From Booklist
In the summer of 1912, Beansie Rosenthal, a small-time hood, was murdered in New York's Times Square. Three years and two trials later, Charles Becker, an NYPD cop, was executed for arranging the assassination. Along the way Becker was exposed as the mastermind of a corruption ring so intricate and so well organized that it even had a name: the System. And when the System was brought down, professional criminals stepped in, and organized crime was born. The author relates this little-known but historically important story with gusto. Although it's nonfiction (complete with extensive bibliography and detailed source notes), the book reads like a novel, with rough-and--tumble dialogue and sharply drawn characters who feel as if they walked out of a Howard Hawks gangster flick. There are also tantalizing clues that Becker may not have been involved in Beansie's murder, leaving us to wonder what the criminal landscape of North America might look like today if Becker's System had not been dismantled.

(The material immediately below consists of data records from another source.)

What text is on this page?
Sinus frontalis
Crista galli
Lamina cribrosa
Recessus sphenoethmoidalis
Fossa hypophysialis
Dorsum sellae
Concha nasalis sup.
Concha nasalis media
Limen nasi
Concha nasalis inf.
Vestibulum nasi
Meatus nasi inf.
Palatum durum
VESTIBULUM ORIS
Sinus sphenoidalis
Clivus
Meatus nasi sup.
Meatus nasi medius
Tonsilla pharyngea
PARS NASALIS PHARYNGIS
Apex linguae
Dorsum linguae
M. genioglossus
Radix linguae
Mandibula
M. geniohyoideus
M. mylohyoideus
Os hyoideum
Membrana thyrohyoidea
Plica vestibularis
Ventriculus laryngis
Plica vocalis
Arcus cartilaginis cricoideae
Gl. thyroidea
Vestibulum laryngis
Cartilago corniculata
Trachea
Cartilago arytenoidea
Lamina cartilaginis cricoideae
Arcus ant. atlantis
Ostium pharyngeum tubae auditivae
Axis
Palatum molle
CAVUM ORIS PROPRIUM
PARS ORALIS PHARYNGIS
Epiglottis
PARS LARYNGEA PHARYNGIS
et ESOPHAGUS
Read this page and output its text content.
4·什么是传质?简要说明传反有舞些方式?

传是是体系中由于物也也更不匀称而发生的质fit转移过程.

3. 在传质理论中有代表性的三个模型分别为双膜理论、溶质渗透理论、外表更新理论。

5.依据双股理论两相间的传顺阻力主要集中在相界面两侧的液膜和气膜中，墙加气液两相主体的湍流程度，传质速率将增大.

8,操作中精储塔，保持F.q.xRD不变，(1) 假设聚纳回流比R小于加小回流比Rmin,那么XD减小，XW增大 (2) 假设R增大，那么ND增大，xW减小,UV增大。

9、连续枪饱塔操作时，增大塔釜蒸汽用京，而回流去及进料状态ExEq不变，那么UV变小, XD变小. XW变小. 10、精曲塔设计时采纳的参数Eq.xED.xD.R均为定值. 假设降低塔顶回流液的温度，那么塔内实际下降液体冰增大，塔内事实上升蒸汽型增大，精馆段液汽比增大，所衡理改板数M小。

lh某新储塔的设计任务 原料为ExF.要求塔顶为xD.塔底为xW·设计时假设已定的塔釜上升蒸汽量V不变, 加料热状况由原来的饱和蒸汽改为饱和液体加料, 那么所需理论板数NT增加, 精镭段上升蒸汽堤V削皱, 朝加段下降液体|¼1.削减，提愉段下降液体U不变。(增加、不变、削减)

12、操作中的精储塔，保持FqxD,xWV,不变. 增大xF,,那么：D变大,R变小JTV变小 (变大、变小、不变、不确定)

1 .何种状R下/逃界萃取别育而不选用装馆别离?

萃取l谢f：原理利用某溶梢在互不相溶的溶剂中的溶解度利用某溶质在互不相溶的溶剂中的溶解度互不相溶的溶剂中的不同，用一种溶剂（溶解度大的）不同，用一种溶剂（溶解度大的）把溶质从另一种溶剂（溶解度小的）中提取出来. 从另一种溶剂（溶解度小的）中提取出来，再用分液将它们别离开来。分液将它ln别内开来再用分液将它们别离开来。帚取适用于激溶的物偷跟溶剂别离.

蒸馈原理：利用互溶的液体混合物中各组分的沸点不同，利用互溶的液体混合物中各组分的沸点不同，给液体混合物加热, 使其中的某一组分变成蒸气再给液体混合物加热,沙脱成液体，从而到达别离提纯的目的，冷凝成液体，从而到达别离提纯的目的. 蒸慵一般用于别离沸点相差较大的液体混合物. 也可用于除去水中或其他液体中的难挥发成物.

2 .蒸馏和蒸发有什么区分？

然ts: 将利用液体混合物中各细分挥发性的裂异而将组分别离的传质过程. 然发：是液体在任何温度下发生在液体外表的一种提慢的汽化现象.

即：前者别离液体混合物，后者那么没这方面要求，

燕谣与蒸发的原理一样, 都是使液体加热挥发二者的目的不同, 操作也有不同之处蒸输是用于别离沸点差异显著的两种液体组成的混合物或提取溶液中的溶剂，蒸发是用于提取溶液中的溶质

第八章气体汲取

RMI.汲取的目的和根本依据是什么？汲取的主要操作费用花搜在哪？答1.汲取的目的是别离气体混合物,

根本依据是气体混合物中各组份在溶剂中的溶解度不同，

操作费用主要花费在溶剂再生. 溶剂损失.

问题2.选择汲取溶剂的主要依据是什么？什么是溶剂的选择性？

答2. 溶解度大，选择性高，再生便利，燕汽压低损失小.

David PittCopyright © American Library Association. All rights reserved
Book Description
Lieutenant Charles Becker was the only New York City police officer ever executed for murder. He was convicted of orchestrating the gangland slaying of a small-time gambler named Herman (Beansie) Rosenthal in the summer of 1912. Becker was convicted twice, in showcase trials, and died in Sing Sing's electric chair in 1915. The murder and the trial were front-page news in all twelve New York City newspapers for three years. Sensational as the case was on its own, it was given impetus by the fact that Becker was found to be a central figure in a network of police graft and political corruption whose effects were felt in City Hall, the state capital, and finally throughout the nation. For added measure, there was the strong likelihood that Becker, though clearly a cop on the take, had nothing to do with the murder of Rosenthal.